Climate Resilience
Woonasquatucket River floodwater backing up behind the Valley Street bridge in Providence on March, 31 2010.
Green Infrastructure addresses both water quality and flooding, while enhancing resilience to climate impacts.
As Rhode Island experiences more intense storms resulting from climate change, we can reduce the causes while mitigating the effects of heavy rains and storm surge to our 400 plus miles of ocean-facing and bay coastline. Flooding damage is magnified as the impervious, hard surfaces of the urban and suburban landscapes prohibit water from soaking into the earth. Dry lawns, driveways, roofs, streets and highways pour stormwater into swollen rivers that are met, in hurricanes and nor’easters, by rising water of bay and ocean.

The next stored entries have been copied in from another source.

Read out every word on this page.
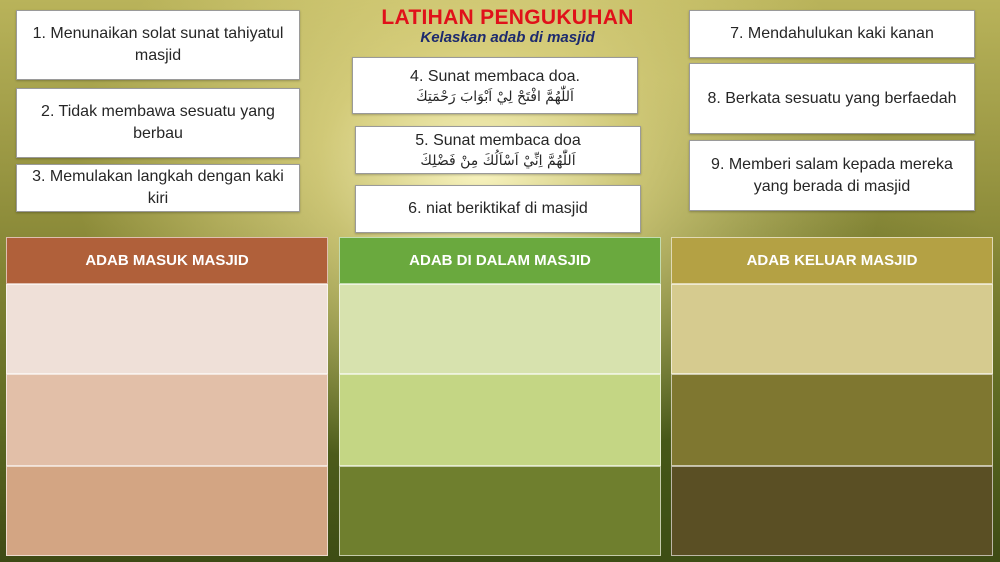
LATIHAN PENGUKUHAN
Kelaskan adab di masjid
1. Menunaikan solat sunat tahiyatul masjid
2. Tidak membawa sesuatu yang berbau
3. Memulakan langkah dengan kaki kiri
4. Sunat membaca doa.
اَللّٰهُمَّ افْتَحْ لِيْ اَبْوَابَ رَحْمَتِكَ
5. Sunat membaca doa
اَللّٰهُمَّ اِنِّيْ اَسْاَلُكَ مِنْ فَضْلِكَ
6. niat beriktikaf di masjid
7. Mendahulukan kaki kanan
8. Berkata sesuatu yang berfaedah
9. Memberi salam kepada mereka yang berada di masjid
ADAB MASUK MASJID	ADAB DI DALAM MASJID	ADAB KELUAR MASJID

Coastlines on the Edge — Where Stormwater Meets Storm Surge
Increasingly Rhode Island is experiencing the impacts of accelerated sea level rise as extreme high tides inundate our low lying neighborhoods and roads. Along the coast where large river systems empty into the sea, flooding magnifies when stormwater runoff from a large river watershed funnels an intense rain event to meet the high tide or storm surge from the sea.

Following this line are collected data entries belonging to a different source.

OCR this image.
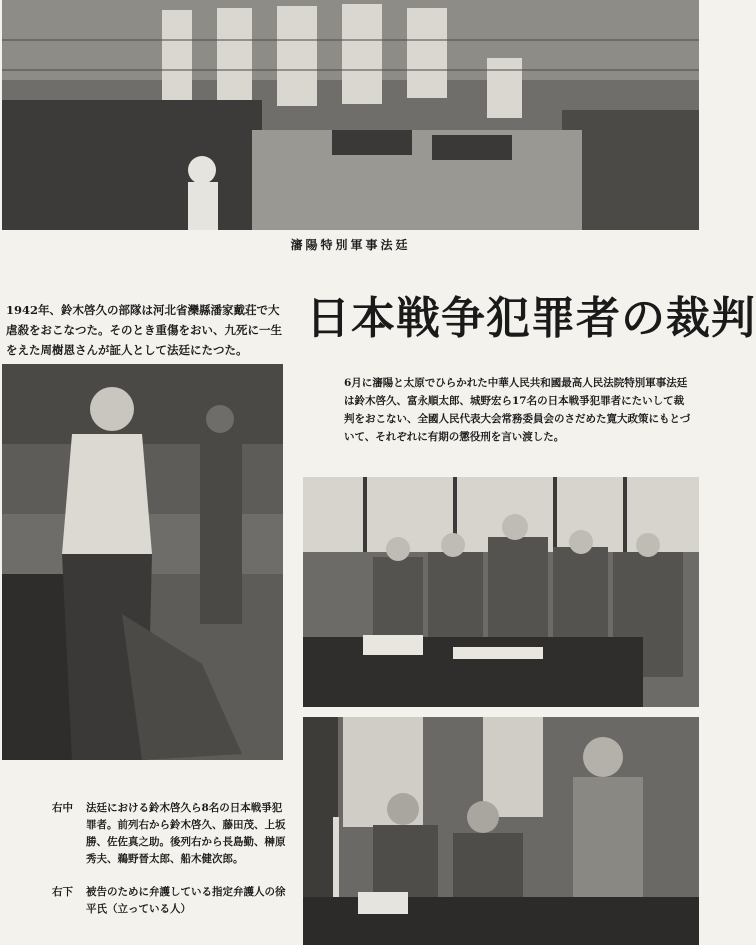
瀋陽特別軍事法廷
1942年、鈴木啓久の部隊は河北省灤縣潘家戴荘で大虐殺をおこなつた。そのとき重傷をおい、九死に一生をえた周樹恩さんが証人として法廷にたつた。
日本戦争犯罪者の裁判
6月に瀋陽と太原でひらかれた中華人民共和國最高人民法院特別軍事法廷は鈴木啓久、富永順太郎、城野宏ら17名の日本戦爭犯罪者にたいして裁判をおこない、全國人民代表大会常務委員会のさだめた寛大政策にもとづいて、それぞれに有期の懲役刑を言い渡した。
右中	法廷における鈴木啓久ら8名の日本戦爭犯罪者。前列右から鈴木啓久、藤田茂、上坂勝、佐佐真之助。後列右から長島勤、榊原秀夫、鵜野晉太郎、船木健次郎。
右下	被告のために弁護している指定弁護人の徐平氏（立っている人）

Knowledge of the combined effects of coastal hazards and local stormwater dynamics, both for rising sea levels and increased storm intensity is key to understanding what areas are appropriate for green infrastructure or gray infrastructure, and which techniques would be most effective along the coastline. Given the confluence of land and sea at the coast, it is critical to implement objectives of reducing stormwater volume and contamination from uplands and agreeing where coastal inundation and impacts will occur.
Developing resilience means acknowledging the power of water; retreating where the land will not stand up to the sea; designing buildings with inevitable sea level rise and storm surges understood; spending public money on the basis of knowledge of where the tides will rise and not where the funded projects will wash away, and protecting private interests.
Cool Cities
The sun sinks into asphalt, concrete, and brick creating heat islands, and along with other factors makes cities much warmer than farm or forest. Heat illness and mortality increase when cities do not cool down at night and when air pollutants collect at night. As heat increases so does the use of air conditioning, demanding more electricity and producing more greenhouse gases that contribute to climate change.
Using trees in stormwater-mitigation landscapes provide shade to mitigate the heat island effect as they prevent the rays of the sun from absorption in the brick and cement. Instead, during the growing season when the heat island effect adversely affects life, the sun’s energy hits foliage where it is used for photosynthesis rather than heating brick and asphalt. Obviously in cities where buildings are taller than trees, the rise above 2 or 3 stories will continue to absorb energy.